My suspicious mind suspects that this slippery murkiness
has an important function, to make my eyes glaze over, to conceal who is really
involved, what they’re actually doing, and what the connections are between
them. As millions of pounds of public money (and this is just one NHS Trust) is
pocketed by them, with in this case no discernible benefit to those people
actually using their services.
Purpose 4: Maintaining
the Matrix
So far, if you’re a person only interested in money,
status and power, then all the above strategies are logical, if morally
reprehensible. But there seems more to it than that in the vile ways that
Southern Health have behaved towards @sarasiobhan. It’s almost that anyone who
talks about the truth of what is happening to real people in Southern Health
services is taking the red pill (in the terms of the film ‘The Matrix’) and
tearing a hole in the carefully constructed unreality that Southern Health
wants to present to the world (and to itself). And in a wildly over the top
narcissistic reaction, rather than allow any glimmer of reality in, the bearer
of that reality must be absolutely crushed.
Why was Joe McCrea paid £47,248 in 2014/15 for
‘communications development services’, when Southern Health’s public
communications are stuck in anodyne broadcast mode, with #JusticeforLB
campaigners blocked from the twitter account and even the most trivial facts
relentlessly spun to present Southern Health as never responsible for anything
going wrong, ever? Why do independent investigations (£99,595 in 2013/14 and
£14,592 in 2014/15 to Verita for ‘independent investigations’) have to be
dragged kicking and screaming out of Southern Health, and why are there so many
redactions? Why has Southern Health’s complaints system been redesigned so it
mainly captures compliments? Why is Southern Health so neurotic about this
shiny, unreal Matrix-world that it’s trying to insist on it throughout its own
organisation with Going Viral (how apt that name is) in a way that is
positively cultic? And so on and so much worse, so much worse.

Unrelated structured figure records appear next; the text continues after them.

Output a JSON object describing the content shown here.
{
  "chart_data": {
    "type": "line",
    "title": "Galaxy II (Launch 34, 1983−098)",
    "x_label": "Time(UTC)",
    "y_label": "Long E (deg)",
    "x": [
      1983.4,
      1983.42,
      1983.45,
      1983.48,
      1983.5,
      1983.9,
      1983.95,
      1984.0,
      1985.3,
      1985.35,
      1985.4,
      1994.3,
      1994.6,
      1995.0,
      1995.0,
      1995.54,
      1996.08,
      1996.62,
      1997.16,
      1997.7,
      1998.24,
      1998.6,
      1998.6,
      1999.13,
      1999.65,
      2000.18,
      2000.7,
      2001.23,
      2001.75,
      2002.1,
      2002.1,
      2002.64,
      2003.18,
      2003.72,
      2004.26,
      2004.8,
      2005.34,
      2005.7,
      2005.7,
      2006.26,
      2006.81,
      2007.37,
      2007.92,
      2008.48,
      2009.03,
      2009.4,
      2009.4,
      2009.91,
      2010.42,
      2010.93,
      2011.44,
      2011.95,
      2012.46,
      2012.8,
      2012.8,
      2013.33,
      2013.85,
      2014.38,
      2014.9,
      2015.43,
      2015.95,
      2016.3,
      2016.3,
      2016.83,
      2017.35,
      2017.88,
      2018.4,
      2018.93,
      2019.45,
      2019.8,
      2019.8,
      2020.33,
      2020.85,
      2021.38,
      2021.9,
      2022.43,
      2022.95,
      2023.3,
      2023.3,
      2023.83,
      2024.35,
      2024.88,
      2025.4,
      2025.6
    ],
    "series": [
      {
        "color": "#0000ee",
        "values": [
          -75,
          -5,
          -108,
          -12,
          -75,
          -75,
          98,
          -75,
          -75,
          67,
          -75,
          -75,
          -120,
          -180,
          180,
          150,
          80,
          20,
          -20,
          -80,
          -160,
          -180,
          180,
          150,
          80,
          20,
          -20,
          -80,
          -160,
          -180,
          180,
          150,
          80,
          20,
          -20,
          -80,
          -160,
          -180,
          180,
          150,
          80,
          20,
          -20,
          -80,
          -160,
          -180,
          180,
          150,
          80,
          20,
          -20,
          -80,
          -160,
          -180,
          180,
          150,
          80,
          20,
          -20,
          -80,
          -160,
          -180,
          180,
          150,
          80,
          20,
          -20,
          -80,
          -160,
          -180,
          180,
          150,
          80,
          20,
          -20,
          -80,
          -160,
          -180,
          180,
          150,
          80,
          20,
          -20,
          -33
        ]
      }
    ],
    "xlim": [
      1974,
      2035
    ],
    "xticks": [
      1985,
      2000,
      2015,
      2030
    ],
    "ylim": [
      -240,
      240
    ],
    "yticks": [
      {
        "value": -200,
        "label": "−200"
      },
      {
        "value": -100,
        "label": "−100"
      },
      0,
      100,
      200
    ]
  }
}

It feels to me like pretty much all this consultancy
spending is part of a frantic, overwrought attempt to maintain this façade of
unreality in the face of increasing intrusion from the real world. As more of
the veil is ripped away, the attempts to maintain it become more desperate and
more violent, and more and more debts are being called in from fellow Matrix-dweller
buddies. My hope is that it’s too late – too many people have taken the red
pill when it comes to Southern Health and won’t go back to the blue pill. And
to mix metaphors horribly, certain senior elements in Southern Health feel to
me like Wile E Coyote – they’ve run off the cliff and are still going in
mid-air, and are only now noticing the length of the drop.